For non‐randomised studies, we planned to use criteria involving selection of cases or cohorts and controls, adjustment for confounders, methods of outcomes assessment, length of follow‐up and statistical analysis (Higgins 2011).

Measures of treatment effect

We planned to use extracted data from the original studies to construct 2 x 2 tables. Where multiple studies would have allowed for quantitative analysis, we planned to calculate the risk ratio or odds ratio with 95% confidence intervals for each outcome. In addition, we planned to pool continuous data using the mean difference or standardised mean difference. For time‐to‐event data, we planned to calculate a pooled hazard ratio where this was available or to dichotomise data at multiple time points into response/no response (e.g. at one week, two weeks, four weeks, etc).

Unit of analysis issues

The unit of our analyses was intended to include women (not cancer lesions).

Dealing with missing data

We intended to use intention‐to‐treat analysis where data were missing from participants who dropped out of trials before completion. Where data regarding an outcome of interest were not reported, we planned to contact authors of publications to obtain missing results.

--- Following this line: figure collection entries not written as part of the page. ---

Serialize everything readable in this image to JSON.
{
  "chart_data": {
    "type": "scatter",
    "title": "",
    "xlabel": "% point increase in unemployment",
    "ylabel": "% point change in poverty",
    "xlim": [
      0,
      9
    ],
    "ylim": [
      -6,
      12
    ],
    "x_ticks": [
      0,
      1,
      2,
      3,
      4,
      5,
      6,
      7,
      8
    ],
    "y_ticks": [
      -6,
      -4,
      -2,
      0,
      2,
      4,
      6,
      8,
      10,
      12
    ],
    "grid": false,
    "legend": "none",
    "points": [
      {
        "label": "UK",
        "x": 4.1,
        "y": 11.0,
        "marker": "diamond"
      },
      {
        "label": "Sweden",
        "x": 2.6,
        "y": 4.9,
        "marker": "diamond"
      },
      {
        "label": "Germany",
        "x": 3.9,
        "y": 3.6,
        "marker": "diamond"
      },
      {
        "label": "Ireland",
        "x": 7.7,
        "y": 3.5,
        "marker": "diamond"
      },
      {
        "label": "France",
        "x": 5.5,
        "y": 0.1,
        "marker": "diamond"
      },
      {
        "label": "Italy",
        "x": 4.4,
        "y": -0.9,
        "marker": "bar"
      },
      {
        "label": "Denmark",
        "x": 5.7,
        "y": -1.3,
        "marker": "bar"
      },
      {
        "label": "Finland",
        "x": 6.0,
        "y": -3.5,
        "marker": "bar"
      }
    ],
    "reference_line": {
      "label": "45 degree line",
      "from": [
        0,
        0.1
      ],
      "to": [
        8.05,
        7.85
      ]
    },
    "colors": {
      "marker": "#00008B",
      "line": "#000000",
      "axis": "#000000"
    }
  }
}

Assessment of heterogeneity

We planned to use the Cochran Chi² test (Q‐test) to assess heterogeneity. We intended to use the I² statistic to estimate the degree of heterogeneity. This measure describes the percentage of total variation across studies that results from heterogeneity rather than chance. We would have interpreted the importance of any heterogeneity in terms of its magnitude and the direction of effects. We would not have used thresholds; instead we would have adopted the overlapping bands suggested in the Cochrane Handbook. For example, we planned to consider an I² of between 0% and 40% as probably not important, between 30% and 60% as representing moderate heterogeneity, between 50% and 90% as substantial heterogeneity, and between 75% and 100% as considerable heterogeneity (Higgins 2011).

Assessment of reporting biases

We checked trial registries (for example WHO ICTRP and www.clinicaltrials.gov) to detect completed but unpublished trials.

Data synthesis

We planned to analyse data using Review Manager 5.1 (RevMan 5.1). We would have pooled data for meta‐analysis where the participant groups were similar and the studies assessed the same treatments with the same comparator and had similar definitions of outcome measures over a similar duration of treatment. We planned to use a fixed‐effect model where heterogeneity was low and a random‐effects model where the presence of heterogeneity resulted in a higher I² unless too few studies were included in the analysis. We planned to rate the strength of the evidence based on the system developed by the GRADE Working Group.

Subgroup analysis and investigation of heterogeneity

We planned to perform subgroup analyses based on breast density.

Sensitivity analysis

We had planned to conduct sensitivity analyses excluding small studies, studies with a high risk of bias and studies published in abstract form.